A dança foi uma parte muito importante da minha formação. Surgiu de forma inocente quando os meus pais me inscreveram na Companhia de Dança Arte Total, em Braga, sem que eu quisesse. Fui um bocado forçada, na verdade, mas depois de começar nunca mais consegui parar. Até fiz o curso para professora de ballet e cheguei a dar formação vários anos. Embora não dê tantas aulas e espetáculos como quando vivia em Portugal, a dança continua comigo, onde quer que esteja, ocupando sempre espaço na minha vida. Tenho este ano alguns projetos neste âmbito, quer de estabelecimento de intercâmbios artísticos entre Portugal e os EUA, quer de planos de coreografia para uma peça de dança contemporânea em Portugal. Recentemente, comecei também a explorar um novo hobbie, a escrita criativa. Durante a pandemia participei em workshops com autores portugueses e fiquei surpreendida com a vontade que senti em descobrir a minha voz na escrita. É um interesse que continua a crescer e que também quero manter.
 
Gosta de morar na costa leste dos EUA?
Sim, gosto! Já considerei ir trabalhar para a Califórnia, na costa oeste, mas o facto de ser tão longe de Portugal desencantou-me. Optei por ficar deste lado e ter apenas um oceano de distância a separar-me de “casa”. A costa leste tem desde clima tropical no Sul até temperaturas mais frias na zona Norte, além de várias cidades e locais de interesse que vale a pena conhecer.
 
Portugal é uma paragem obrigatória quando está de férias? Pretende regressar de vez?

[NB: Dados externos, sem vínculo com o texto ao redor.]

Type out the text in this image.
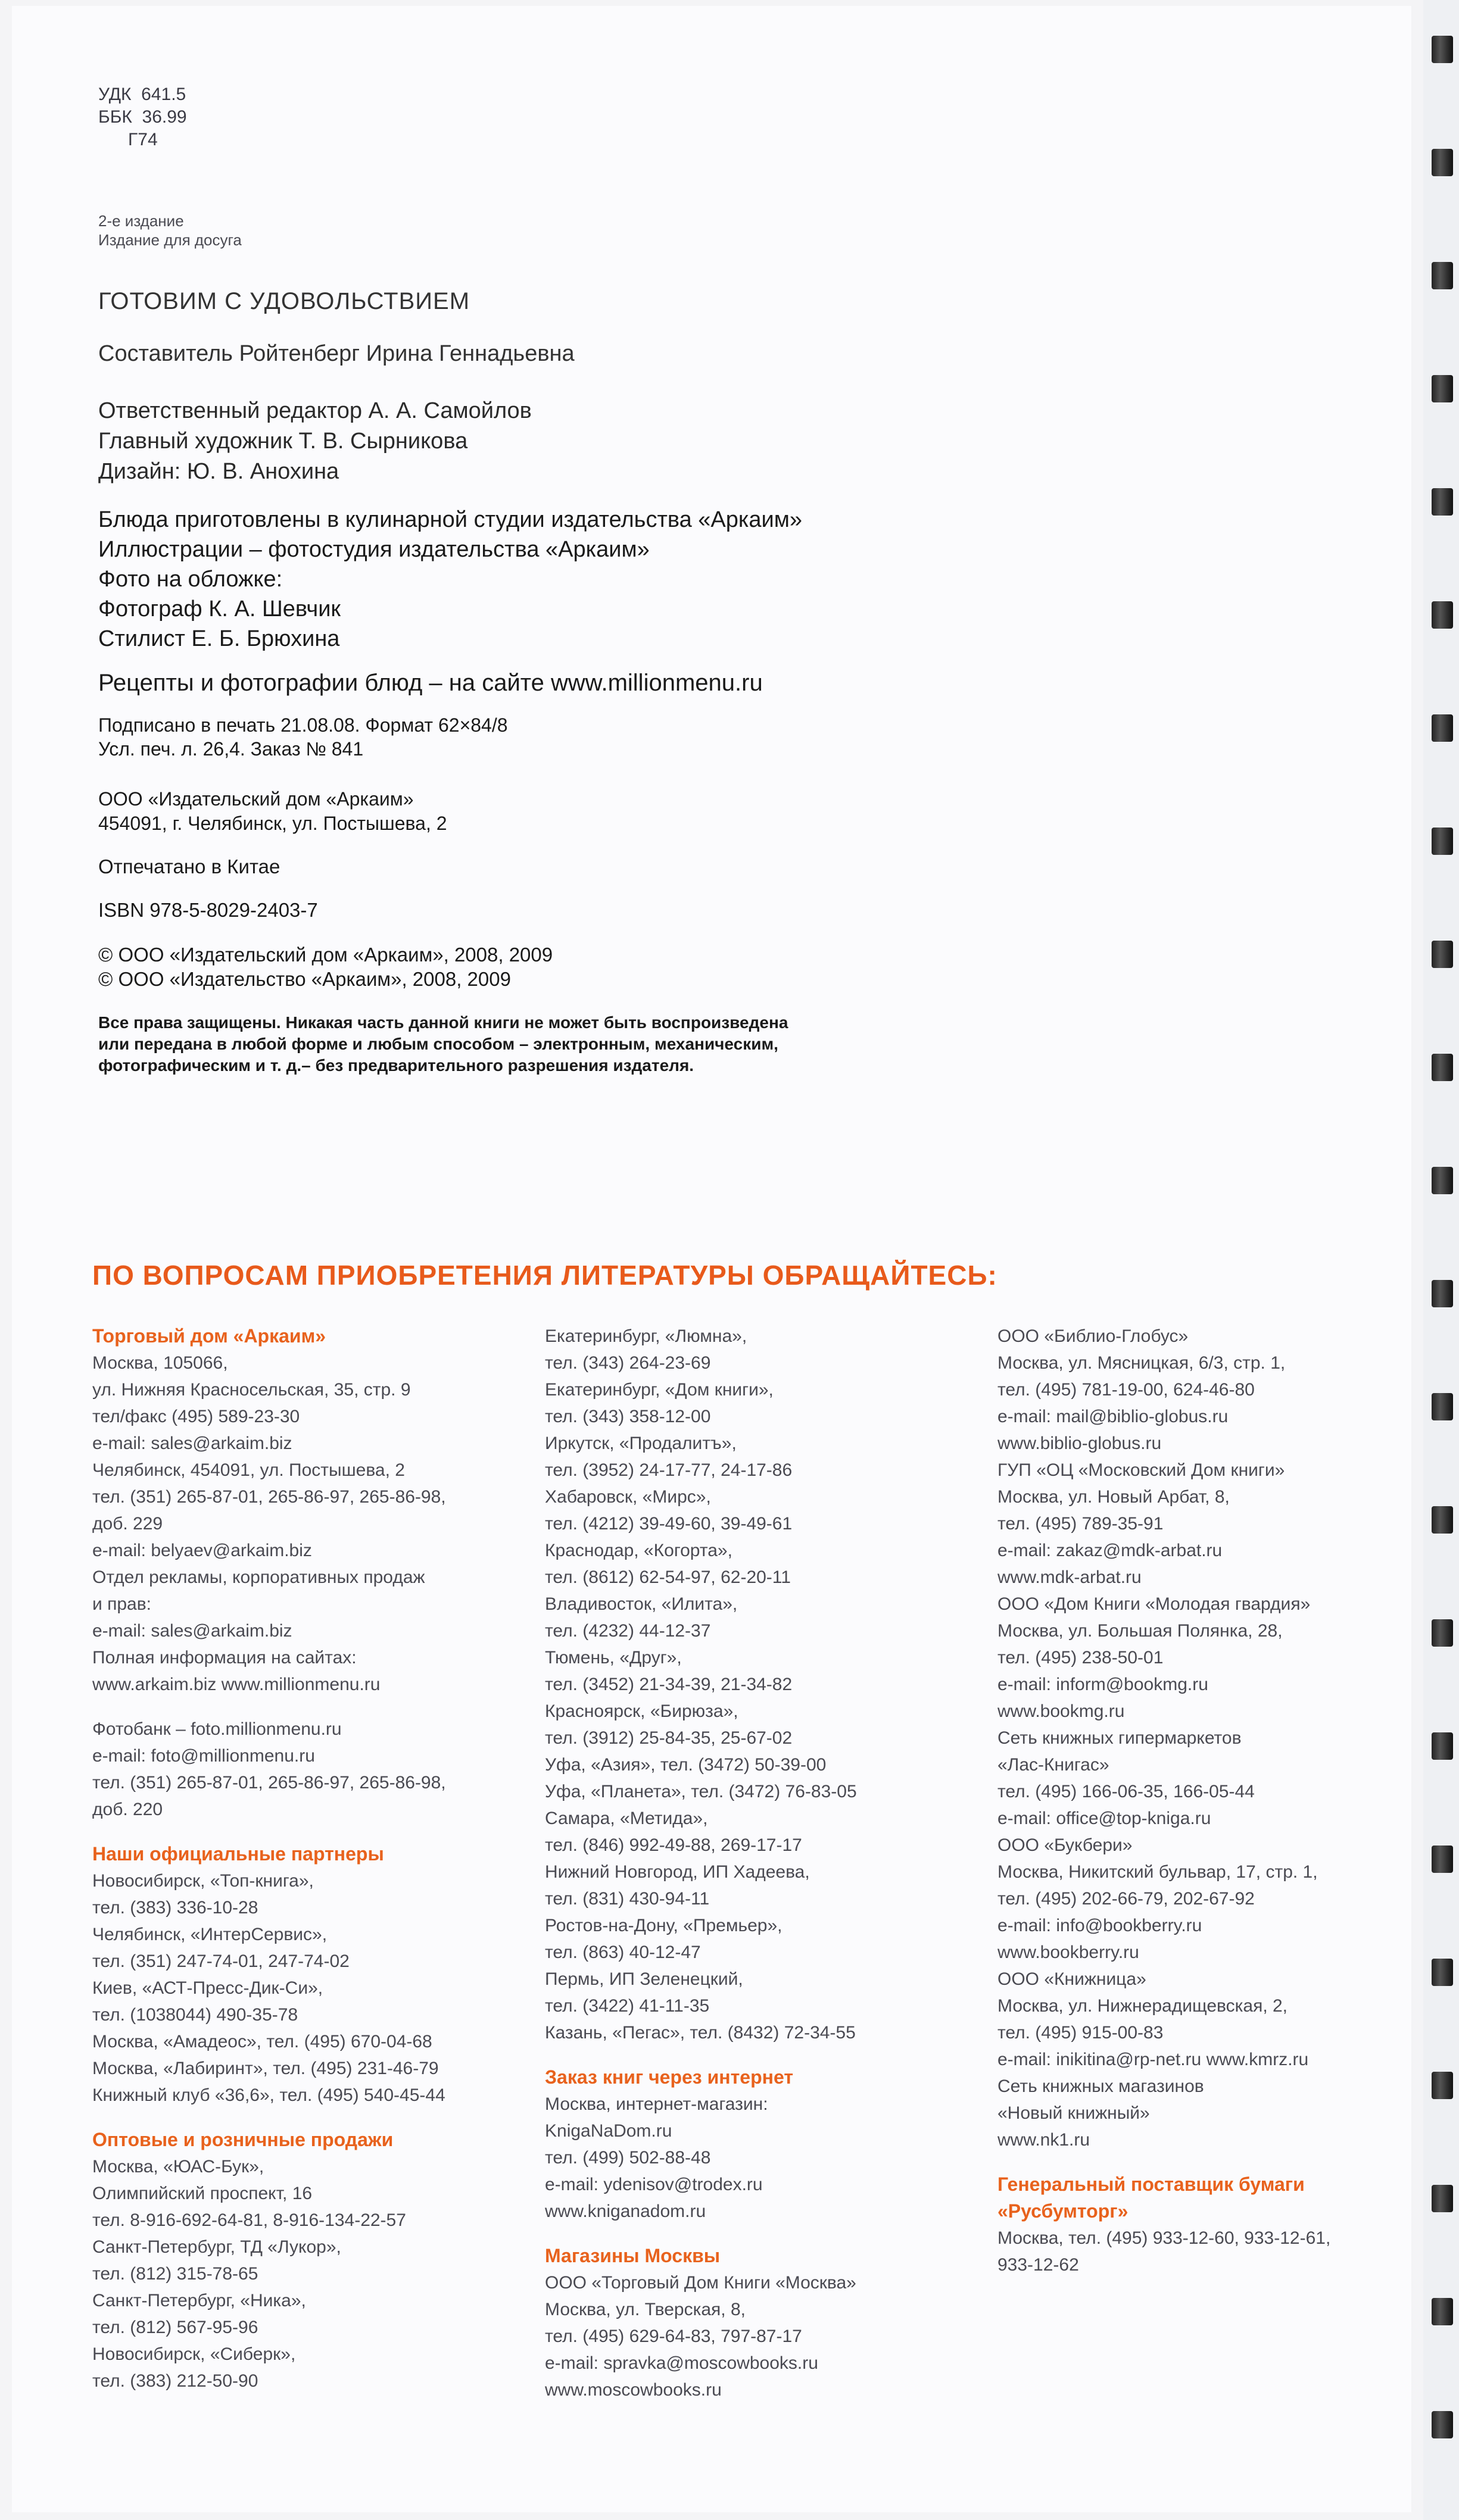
УДК  641.5
ББК  36.99
Г74
2-е издание
Издание для досуга
ГОТОВИМ С УДОВОЛЬСТВИЕМ
Составитель Ройтенберг Ирина Геннадьевна
Ответственный редактор А. А. Самойлов
Главный художник Т. В. Сырникова
Дизайн: Ю. В. Анохина
Блюда приготовлены в кулинарной студии издательства «Аркаим»
Иллюстрации – фотостудия издательства «Аркаим»
Фото на обложке:
Фотограф К. А. Шевчик
Стилист Е. Б. Брюхина
Рецепты и фотографии блюд – на сайте www.millionmenu.ru
Подписано в печать 21.08.08. Формат 62×84/8
Усл. печ. л. 26,4. Заказ № 841
ООО «Издательский дом «Аркаим»
454091, г. Челябинск, ул. Постышева, 2
Отпечатано в Китае
ISBN 978-5-8029-2403-7
© ООО «Издательский дом «Аркаим», 2008, 2009
© ООО «Издательство «Аркаим», 2008, 2009
Все права защищены. Никакая часть данной книги не может быть воспроизведена
или передана в любой форме и любым способом – электронным, механическим,
фотографическим и т. д.– без предварительного разрешения издателя.
ПО ВОПРОСАМ ПРИОБРЕТЕНИЯ ЛИТЕРАТУРЫ ОБРАЩАЙТЕСЬ:
Торговый дом «Аркаим»
Москва, 105066,
ул. Нижняя Красносельская, 35, стр. 9
тел/факс (495) 589-23-30
e-mail: sales@arkaim.biz
Челябинск, 454091, ул. Постышева, 2
тел. (351) 265-87-01, 265-86-97, 265-86-98,
доб. 229
e-mail: belyaev@arkaim.biz
Отдел рекламы, корпоративных продаж
и прав:
e-mail: sales@arkaim.biz
Полная информация на сайтах:
www.arkaim.biz www.millionmenu.ru
Фотобанк – foto.millionmenu.ru
e-mail: foto@millionmenu.ru
тел. (351) 265-87-01, 265-86-97, 265-86-98,
доб. 220
Наши официальные партнеры
Новосибирск, «Топ-книга»,
тел. (383) 336-10-28
Челябинск, «ИнтерСервис»,
тел. (351) 247-74-01, 247-74-02
Киев, «АСТ-Пресс-Дик-Си»,
тел. (1038044) 490-35-78
Москва, «Амадеос», тел. (495) 670-04-68
Москва, «Лабиринт», тел. (495) 231-46-79
Книжный клуб «36,6», тел. (495) 540-45-44
Оптовые и розничные продажи
Москва, «ЮАС-Бук»,
Олимпийский проспект, 16
тел. 8-916-692-64-81, 8-916-134-22-57
Санкт-Петербург, ТД «Лукор»,
тел. (812) 315-78-65
Санкт-Петербург, «Ника»,
тел. (812) 567-95-96
Новосибирск, «Сиберк»,
тел. (383) 212-50-90
Екатеринбург, «Люмна»,
тел. (343) 264-23-69
Екатеринбург, «Дом книги»,
тел. (343) 358-12-00
Иркутск, «Продалитъ»,
тел. (3952) 24-17-77, 24-17-86
Хабаровск, «Мирс»,
тел. (4212) 39-49-60, 39-49-61
Краснодар, «Когорта»,
тел. (8612) 62-54-97, 62-20-11
Владивосток, «Илита»,
тел. (4232) 44-12-37
Тюмень, «Друг»,
тел. (3452) 21-34-39, 21-34-82
Красноярск, «Бирюза»,
тел. (3912) 25-84-35, 25-67-02
Уфа, «Азия», тел. (3472) 50-39-00
Уфа, «Планета», тел. (3472) 76-83-05
Самара, «Метида»,
тел. (846) 992-49-88, 269-17-17
Нижний Новгород, ИП Хадеева,
тел. (831) 430-94-11
Ростов-на-Дону, «Премьер»,
тел. (863) 40-12-47
Пермь, ИП Зеленецкий,
тел. (3422) 41-11-35
Казань, «Пегас», тел. (8432) 72-34-55
Заказ книг через интернет
Москва, интернет-магазин:
KnigaNaDom.ru
тел. (499) 502-88-48
e-mail: ydenisov@trodex.ru
www.kniganadom.ru
Магазины Москвы
ООО «Торговый Дом Книги «Москва»
Москва, ул. Тверская, 8,
тел. (495) 629-64-83, 797-87-17
e-mail: spravka@moscowbooks.ru
www.moscowbooks.ru
ООО «Библио-Глобус»
Москва, ул. Мясницкая, 6/3, стр. 1,
тел. (495) 781-19-00, 624-46-80
e-mail: mail@biblio-globus.ru
www.biblio-globus.ru
ГУП «ОЦ «Московский Дом книги»
Москва, ул. Новый Арбат, 8,
тел. (495) 789-35-91
e-mail: zakaz@mdk-arbat.ru
www.mdk-arbat.ru
ООО «Дом Книги «Молодая гвардия»
Москва, ул. Большая Полянка, 28,
тел. (495) 238-50-01
e-mail: inform@bookmg.ru
www.bookmg.ru
Сеть книжных гипермаркетов
«Лас-Книгас»
тел. (495) 166-06-35, 166-05-44
e-mail: office@top-kniga.ru
ООО «Букбери»
Москва, Никитский бульвар, 17, стр. 1,
тел. (495) 202-66-79, 202-67-92
e-mail: info@bookberry.ru
www.bookberry.ru
ООО «Книжница»
Москва, ул. Нижнерадищевская, 2,
тел. (495) 915-00-83
e-mail: inikitina@rp-net.ru www.kmrz.ru
Сеть книжных магазинов
«Новый книжный»
www.nk1.ru
Генеральный поставщик бумаги
«Русбумторг»
Москва, тел. (495) 933-12-60, 933-12-61,
933-12-62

Absolutamente! Aliás, nem tenho explorado outros destinos turísticos recentemente, uma vez que dedico as minhas férias a visitar Portugal e as minhas pessoas queridas que por lá vivem. Não há nenhum outro sítio no mundo onde me sinta mais confortável e à vontade como em Portugal. Em relação ao regresso, talvez possa acontecer, mas penso que não será em breve. Neste momento da minha vida, faz sentido para mim continuar nos EUA.



  As suas preferências
 
  Um livro. “Memorial do Convento”, de José Saramago.
  Um filme. “Eternal Sunshine of the Spotless Mind”, de Michel Gondry.
  Uma série. “Ted Lasso”, de Jason Sudeikis, Bill Lawrence e Joe Kelly.
  Uma música. “Blackbird”, dos Beatles.
  Um clube. Sporting Clube de Braga.
  Um desporto. Escalada, uma descoberta recente.
  Uma viagem. Índia, com amigos e um casamento indiano.
  Um vício. Caramelo.
  Um prato. Arroz de tomate com sardinhas fritas.
  Uma personalidade. Rosalind Franklin, uma cientista britânica muito talentosa que nunca em vida recebeu reconhecimento pela sua contribuição crucial na descoberta da estrutura helicoidal da molecula de DNA.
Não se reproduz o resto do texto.